I can find very little info on this, only that the lexicon folder should be the same or smaller than the store folder. My store was 2GB, and my lexicon 8GB (approx). 6 months of emails and news. I closed M2, deleted all store files older than 1 month (approx, I just deleted pre-November), then deleted the lexicon folder. I restarted M2 and it created a new Lexicon folder, and was usable immediately, but it continued to make larger and larger lexicon files, getting up to 8GB again, even though the mail store is now only 1.5GB. Why is it so big?
I'm now trying to find the larger unnecessary files (I think some binary posts were made in a text group, but Opera should handle binaries? - Perhaps yenc encoding messes up the indexer?)
-
hucker last edited by
I think I sorted this myself. Deleting many very large news files (300KB to 3.5MB each, total over a GB) from within the store folder, using treesize to help find them, The Lexicon was recreated at 60% of the size of store, instead of 600% of the size. I'm assuming Opera was trying to index yenc attachments (which it can't understand) as text, whereas it successfully ignores mime and uu attachments.

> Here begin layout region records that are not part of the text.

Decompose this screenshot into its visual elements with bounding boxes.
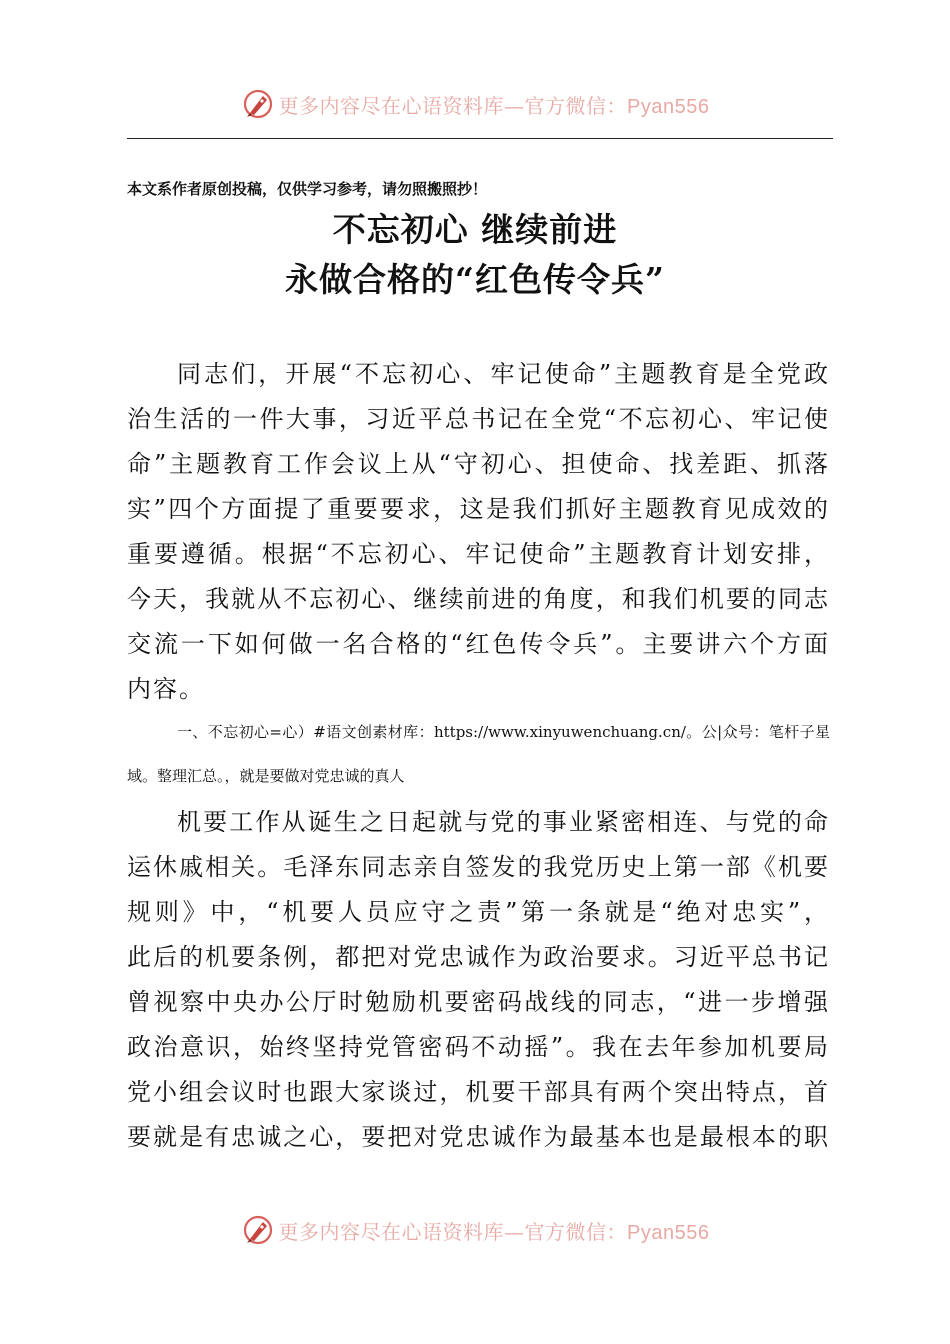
intro-line: 内容。 [127, 675, 205, 703]
intro-line: 今天，我就从不忘初心、继续前进的角度，和我们机要的同志 [127, 585, 830, 613]
document-title-line1: 不忘初心 继续前进 [332, 210, 618, 249]
intro-line: 实”四个方面提了重要要求，这是我们抓好主题教育见成效的 [127, 495, 830, 523]
section-heading: 一、不忘初心=心）#语文创素材库：https://www.xinyuwenchuang.cn/。公|众号：笔杆子星 [177, 723, 830, 741]
section-line: 曾视察中央办公厅时勉励机要密码战线的同志，“进一步增强 [127, 988, 830, 1016]
page-header-brand [0, 82, 950, 126]
brand-wechat-id: Pyan556 [627, 95, 710, 118]
pen-nib-logo-icon [241, 1213, 275, 1247]
header-divider [127, 138, 833, 139]
brand-text [279, 1216, 710, 1245]
pen-nib-logo-icon [241, 87, 275, 121]
intro-line: 治生活的一件大事，习近平总书记在全党“不忘初心、牢记使 [127, 405, 830, 433]
section-heading-continued: 域。整理汇总。，就是要做对党忠诚的真人 [127, 767, 405, 785]
page-footer-brand [0, 1208, 950, 1252]
brand-text-cn: 更多内容尽在心语资料库—官方微信： [278, 93, 628, 118]
disclaimer: 本文系作者原创投稿，仅供学习参考，请勿照搬照抄！ [127, 180, 488, 198]
intro-line: 命”主题教育工作会议上从“守初心、担使命、找差距、抓落 [127, 450, 830, 478]
intro-line: 交流一下如何做一名合格的“红色传令兵”。主要讲六个方面 [127, 630, 830, 658]
section-line: 党小组会议时也跟大家谈过，机要干部具有两个突出特点，首 [127, 1078, 830, 1106]
intro-line: 重要遵循。根据“不忘初心、牢记使命”主题教育计划安排， [127, 540, 830, 568]
brand-wechat-id: Pyan556 [627, 1221, 710, 1244]
brand-text-cn: 更多内容尽在心语资料库—官方微信： [278, 1219, 628, 1244]
section-line: 要就是有忠诚之心，要把对党忠诚作为最基本也是最根本的职 [127, 1123, 830, 1151]
document-title-line2: 永做合格的“红色传令兵” [285, 260, 665, 299]
intro-line: 同志们，开展“不忘初心、牢记使命”主题教育是全党政 [177, 360, 830, 388]
section-line: 此后的机要条例，都把对党忠诚作为政治要求。习近平总书记 [127, 943, 830, 971]
section-line: 规则》中，“机要人员应守之责”第一条就是“绝对忠实”， [127, 898, 830, 926]
section-line: 运休戚相关。毛泽东同志亲自签发的我党历史上第一部《机要 [127, 853, 830, 881]
brand-text [279, 90, 710, 119]
section-line: 政治意识，始终坚持党管密码不动摇”。我在去年参加机要局 [127, 1033, 830, 1061]
section-line: 机要工作从诞生之日起就与党的事业紧密相连、与党的命 [177, 808, 830, 836]
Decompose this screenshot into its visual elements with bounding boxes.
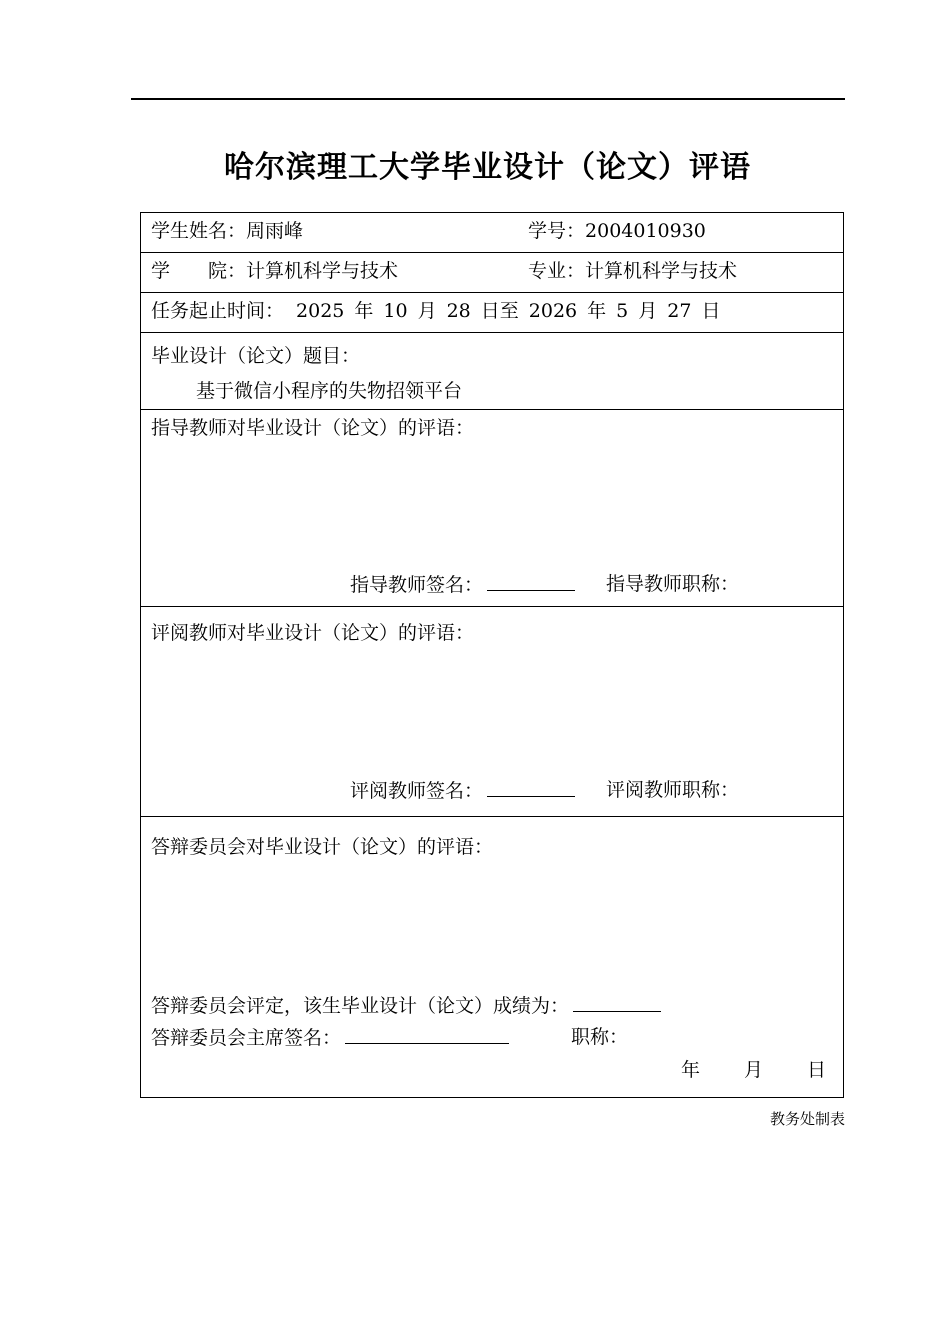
- committee-section: [141, 817, 843, 1099]
- page-title: 哈尔滨理工大学毕业设计（论文）评语: [224, 150, 751, 185]
- advisor-comment-label: 指导教师对毕业设计（论文）的评语：: [151, 417, 475, 439]
- committee-comment-label: 答辩委员会对毕业设计（论文）的评语：: [151, 836, 494, 858]
- student-name: 学生姓名：周雨峰: [151, 220, 304, 242]
- evaluation-form: [140, 212, 844, 1098]
- college: 学 院：计算机科学与技术: [151, 260, 399, 282]
- student-info-row: [141, 213, 843, 253]
- reviewer-title: 评阅教师职称：: [606, 779, 740, 801]
- topic-row: [141, 333, 843, 410]
- reviewer-signature-blank[interactable]: [487, 778, 575, 797]
- advisor-signature: 指导教师签名：: [350, 572, 581, 597]
- advisor-title: 指导教师职称：: [606, 573, 740, 595]
- period-row: [141, 293, 843, 333]
- committee-chair-signature: 答辩委员会主席签名：: [151, 1025, 515, 1050]
- reviewer-comment-label: 评阅教师对毕业设计（论文）的评语：: [151, 622, 475, 644]
- task-period: 任务起止时间： 2025 年 10 月 28 日至 2026 年 5 月 27 日: [151, 300, 721, 322]
- top-rule: [131, 98, 845, 100]
- topic-label: 毕业设计（论文）题目：: [151, 345, 361, 367]
- chair-signature-blank[interactable]: [345, 1025, 509, 1044]
- major: 专业：计算机科学与技术: [528, 260, 738, 282]
- committee-date: 年 月 日: [681, 1059, 827, 1081]
- student-id: 学号：2004010930: [528, 220, 706, 242]
- advisor-signature-blank[interactable]: [487, 572, 575, 591]
- college-row: [141, 253, 843, 293]
- reviewer-section: [141, 607, 843, 817]
- reviewer-signature: 评阅教师签名：: [350, 778, 581, 803]
- grade-blank[interactable]: [573, 993, 661, 1012]
- advisor-section: [141, 410, 843, 607]
- committee-chair-title: 职称：: [571, 1026, 629, 1048]
- committee-grade: 答辩委员会评定，该生毕业设计（论文）成绩为：: [151, 993, 667, 1018]
- footer-note: 教务处制表: [769, 1110, 845, 1128]
- topic-value: 基于微信小程序的失物招领平台: [196, 380, 463, 402]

I do wish someone would continue M2 development
-
burnout426 Volunteer last edited by
@hucker said in Very large lexicon folder:
I'm assuming Opera was trying to index yenc attachments (which it can't understand) as text, whereas it successfully ignores mime and uu attachments.
Not sure, but that's a possibility. I do not have technical details for how Opera processes messages to build the lexicon files. The lexicon folder is for the search index where Opera splits up messages by words to build an index for fast searching. It could be as big as all the words in all the messages plus the overhead of storing all the info in the files in the binary format that's used. There more be more to it than that even, so I don't know if there's any general rule about the size of the lexicon folder compared to the store folder. Deleting the lexicon folder just causes Opera to rebuild that search index from all the messages again.
-
hucker last edited by hucker
@burnout426 Reducing the NUMBER of files in store to a third had little effect on the new size of a rebuilt lexicon. Deleting the few large files in store caused the lexicon to change size dramatically, from several times larger than store, to half the size of store. I think it must have been making a bad attempt at finding words in yenc encoding, which would essentially be a 3 million character word, or thousands of very long ones. I used to have binary groups in Opera and it usually coped. I think yenc just confuses it.
I don't really care if there's an 8GB store, but the problem is with a huge amount of random disk access when it's messing about trying to do whatever it's doing. Which puts disk usage to 100% continuously, and slows everything else down. This machine has a rotary drive, but my last one I had Opera on had an SSD, and suffered a similar problem. I don't really like the possibility of wearing out either type of drive, which I'm sure would happen if Opera continued at 100% usage 24/7.